It was a hot day in the summer, one of those days that glimmers like a mayfly, only to be trampled under the heels of an unseasonal downpour twenty-four hours later. Eleanor was staring at the parking ticket on the windscreen of her car. (Eleanor is not the most important person in this story, but without her the story could not have happened, and so this is where we begin.) Eleanor’s car was once an exclusive model, but it was too old and run-down to turn any heads now. Even the traffic warden beside Eleanor could see that this was a metaphor.
‘But I’m legally parked,’ said Eleanor. This was not the beginning of the conversation.
‘Residents’ parking until 6 p.m.,’ repeated the traffic warden.
‘But it doesn’t say that,’ said Eleanor.
‘It does,’ said the traffic warden, ‘on that sign, and that one, and that one, and that one, and that one.’
‘But not above this bay,’ said Eleanor.
‘There’s the paint that marks the bay,’ said the traffic warden, ‘and there’s the hole in the pavement where the sign used to be, before some kids kicked it down. You can extrapolate.’
Had the day been less hot, had the parking ticket been more fair, Eleanor might have noticed the traffic warden’s use of the word ‘extrapolate’ and wondered what kind of a person he was. This was the kind of thing that usually interested Eleanor. But not when she was looking down the barrel of a £35 fine (£70 if not paid within fourteen days, which she had no intention of doing).

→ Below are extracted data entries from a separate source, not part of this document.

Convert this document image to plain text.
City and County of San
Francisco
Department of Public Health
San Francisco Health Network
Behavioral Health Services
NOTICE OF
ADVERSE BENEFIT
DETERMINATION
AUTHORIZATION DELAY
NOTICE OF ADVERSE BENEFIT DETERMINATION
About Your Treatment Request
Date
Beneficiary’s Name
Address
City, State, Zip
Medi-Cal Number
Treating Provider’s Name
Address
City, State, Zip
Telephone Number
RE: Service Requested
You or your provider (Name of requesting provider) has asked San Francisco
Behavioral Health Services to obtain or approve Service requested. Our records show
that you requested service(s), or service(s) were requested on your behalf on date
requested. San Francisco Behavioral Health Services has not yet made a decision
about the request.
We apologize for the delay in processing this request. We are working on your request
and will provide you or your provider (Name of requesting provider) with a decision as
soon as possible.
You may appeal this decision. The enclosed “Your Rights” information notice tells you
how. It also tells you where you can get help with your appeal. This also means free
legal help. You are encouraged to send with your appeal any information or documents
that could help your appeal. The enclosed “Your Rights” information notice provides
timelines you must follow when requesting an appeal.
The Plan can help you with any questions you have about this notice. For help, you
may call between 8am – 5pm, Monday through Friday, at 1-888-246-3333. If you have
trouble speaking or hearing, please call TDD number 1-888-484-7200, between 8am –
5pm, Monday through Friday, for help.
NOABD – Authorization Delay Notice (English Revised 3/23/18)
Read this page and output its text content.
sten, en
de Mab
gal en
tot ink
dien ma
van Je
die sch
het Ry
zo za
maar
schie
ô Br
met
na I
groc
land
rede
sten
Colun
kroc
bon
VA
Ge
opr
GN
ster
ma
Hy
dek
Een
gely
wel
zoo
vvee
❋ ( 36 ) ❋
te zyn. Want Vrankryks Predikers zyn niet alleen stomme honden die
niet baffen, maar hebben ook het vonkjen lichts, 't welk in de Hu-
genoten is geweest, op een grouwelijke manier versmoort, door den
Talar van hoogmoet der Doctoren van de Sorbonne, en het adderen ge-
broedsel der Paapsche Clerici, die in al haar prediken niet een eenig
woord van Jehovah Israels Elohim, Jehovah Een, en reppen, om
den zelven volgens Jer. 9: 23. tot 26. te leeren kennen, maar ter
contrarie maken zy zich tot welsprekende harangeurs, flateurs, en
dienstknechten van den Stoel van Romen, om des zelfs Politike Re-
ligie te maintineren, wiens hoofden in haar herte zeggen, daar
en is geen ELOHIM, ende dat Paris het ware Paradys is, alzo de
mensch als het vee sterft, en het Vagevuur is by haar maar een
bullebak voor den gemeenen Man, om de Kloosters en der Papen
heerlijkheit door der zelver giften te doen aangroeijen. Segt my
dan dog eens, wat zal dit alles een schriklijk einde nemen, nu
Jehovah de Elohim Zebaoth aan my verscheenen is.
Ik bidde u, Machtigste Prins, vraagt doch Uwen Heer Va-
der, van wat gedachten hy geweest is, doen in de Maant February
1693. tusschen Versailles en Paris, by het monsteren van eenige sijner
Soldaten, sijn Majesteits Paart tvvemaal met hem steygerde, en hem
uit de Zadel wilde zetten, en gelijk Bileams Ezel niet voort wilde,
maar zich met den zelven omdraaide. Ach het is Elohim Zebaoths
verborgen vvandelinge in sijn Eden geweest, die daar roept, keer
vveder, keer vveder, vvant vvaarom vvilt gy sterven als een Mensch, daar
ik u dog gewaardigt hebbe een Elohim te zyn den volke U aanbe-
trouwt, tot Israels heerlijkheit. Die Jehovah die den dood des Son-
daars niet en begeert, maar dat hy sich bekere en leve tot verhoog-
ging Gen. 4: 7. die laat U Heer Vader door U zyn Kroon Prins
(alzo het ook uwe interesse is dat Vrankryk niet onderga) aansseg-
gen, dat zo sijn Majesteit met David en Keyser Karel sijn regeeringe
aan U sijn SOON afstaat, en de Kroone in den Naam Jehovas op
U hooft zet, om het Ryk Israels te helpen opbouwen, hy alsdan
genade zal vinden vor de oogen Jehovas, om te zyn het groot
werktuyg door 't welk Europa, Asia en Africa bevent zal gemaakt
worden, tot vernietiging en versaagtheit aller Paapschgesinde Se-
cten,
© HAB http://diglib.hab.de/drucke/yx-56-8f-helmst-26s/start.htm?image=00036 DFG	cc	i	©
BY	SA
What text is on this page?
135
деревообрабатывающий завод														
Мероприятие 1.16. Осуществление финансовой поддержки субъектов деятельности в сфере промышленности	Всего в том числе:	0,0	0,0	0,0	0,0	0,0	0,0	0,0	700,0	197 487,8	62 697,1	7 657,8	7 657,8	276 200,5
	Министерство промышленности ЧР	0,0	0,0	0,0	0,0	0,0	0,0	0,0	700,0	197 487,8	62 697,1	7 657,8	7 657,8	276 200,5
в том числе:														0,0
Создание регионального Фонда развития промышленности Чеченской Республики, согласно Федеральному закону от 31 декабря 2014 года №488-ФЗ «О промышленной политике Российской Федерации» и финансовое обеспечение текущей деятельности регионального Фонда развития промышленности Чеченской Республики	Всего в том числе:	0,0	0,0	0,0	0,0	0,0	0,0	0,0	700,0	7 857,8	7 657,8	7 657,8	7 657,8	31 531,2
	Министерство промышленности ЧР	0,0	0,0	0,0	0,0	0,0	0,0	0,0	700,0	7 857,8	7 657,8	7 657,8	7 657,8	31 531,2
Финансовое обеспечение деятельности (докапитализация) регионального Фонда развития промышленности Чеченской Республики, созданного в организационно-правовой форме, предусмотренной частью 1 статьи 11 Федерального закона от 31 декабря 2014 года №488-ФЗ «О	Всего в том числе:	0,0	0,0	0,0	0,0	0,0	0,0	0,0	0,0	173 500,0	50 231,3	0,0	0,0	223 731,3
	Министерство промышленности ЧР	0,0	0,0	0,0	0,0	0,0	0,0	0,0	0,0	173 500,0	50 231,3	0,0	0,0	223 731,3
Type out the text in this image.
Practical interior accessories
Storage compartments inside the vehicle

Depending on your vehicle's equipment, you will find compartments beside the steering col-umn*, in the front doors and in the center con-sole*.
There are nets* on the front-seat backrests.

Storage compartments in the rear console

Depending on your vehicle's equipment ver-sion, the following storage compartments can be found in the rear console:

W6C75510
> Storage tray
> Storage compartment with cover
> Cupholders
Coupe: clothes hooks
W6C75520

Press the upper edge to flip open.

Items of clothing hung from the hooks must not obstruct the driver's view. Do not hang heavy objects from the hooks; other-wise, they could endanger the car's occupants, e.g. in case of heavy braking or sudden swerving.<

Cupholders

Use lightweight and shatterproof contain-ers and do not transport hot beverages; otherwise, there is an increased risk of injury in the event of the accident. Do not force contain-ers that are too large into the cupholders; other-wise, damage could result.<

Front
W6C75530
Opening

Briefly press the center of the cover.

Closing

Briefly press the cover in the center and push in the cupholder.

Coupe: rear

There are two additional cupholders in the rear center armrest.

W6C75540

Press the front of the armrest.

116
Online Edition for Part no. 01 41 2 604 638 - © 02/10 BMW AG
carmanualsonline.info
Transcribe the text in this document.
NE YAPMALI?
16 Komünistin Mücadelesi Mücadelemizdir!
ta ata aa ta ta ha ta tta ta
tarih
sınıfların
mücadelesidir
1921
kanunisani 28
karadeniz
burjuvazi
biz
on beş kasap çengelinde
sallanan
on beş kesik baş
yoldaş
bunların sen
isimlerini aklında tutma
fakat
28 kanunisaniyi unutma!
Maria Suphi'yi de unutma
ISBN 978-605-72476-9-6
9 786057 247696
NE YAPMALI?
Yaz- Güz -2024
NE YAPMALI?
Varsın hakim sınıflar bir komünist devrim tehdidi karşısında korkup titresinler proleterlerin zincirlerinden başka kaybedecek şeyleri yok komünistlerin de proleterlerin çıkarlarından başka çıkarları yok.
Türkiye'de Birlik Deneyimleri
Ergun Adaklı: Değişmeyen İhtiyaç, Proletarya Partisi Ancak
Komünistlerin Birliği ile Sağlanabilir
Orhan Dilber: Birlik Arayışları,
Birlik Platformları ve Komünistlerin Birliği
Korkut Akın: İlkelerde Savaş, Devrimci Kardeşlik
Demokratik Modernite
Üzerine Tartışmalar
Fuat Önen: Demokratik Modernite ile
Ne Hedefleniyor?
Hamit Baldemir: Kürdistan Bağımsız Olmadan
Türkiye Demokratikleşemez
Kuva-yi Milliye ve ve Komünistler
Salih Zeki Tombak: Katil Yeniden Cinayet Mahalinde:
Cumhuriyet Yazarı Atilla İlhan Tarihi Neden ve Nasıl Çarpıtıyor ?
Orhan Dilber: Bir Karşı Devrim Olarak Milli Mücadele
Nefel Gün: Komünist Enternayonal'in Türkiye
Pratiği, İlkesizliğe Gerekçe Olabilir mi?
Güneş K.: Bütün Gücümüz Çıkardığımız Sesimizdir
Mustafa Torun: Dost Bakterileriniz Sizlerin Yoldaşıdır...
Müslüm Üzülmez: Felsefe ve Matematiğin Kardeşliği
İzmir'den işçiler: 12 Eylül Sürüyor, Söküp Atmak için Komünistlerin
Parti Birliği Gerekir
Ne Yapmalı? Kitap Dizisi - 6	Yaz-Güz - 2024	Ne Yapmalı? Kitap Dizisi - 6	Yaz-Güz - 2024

‘I’m not paying it,’ she said.
‘That’s your prerogative,’ said the traffic warden, and turned to leave.
Eleanor found this unsatisfactory.
‘I’ll report you,’ she said, ‘for overzealous ticketing.’
‘Be my guest,’ said the traffic warden, walking away.
‘What’s your badge number?’
The traffic warden ignored her.
‘Hey! What’s your badge number?’
She ran after the traffic warden, feeling heavy and uncomfortable in the wrong clothes for the weather: tweed trousers, a synthetic blouse already patched under the arms with sweat. She grabbed the traffic warden by the elbow.
‘Oi!’ said the traffic warden. ‘Let go!’
But Eleanor refused to let go. There was a brief, undignified tussle, during which the traffic warden’s sleeve was undeniably ripped, and possibly – though Eleanor would deny this – he also received a kick in the right shin.
She’d never find her son now, Eleanor thought later, slumped in the back of the police car. Her children, she corrected herself. She tended to forget about Sally.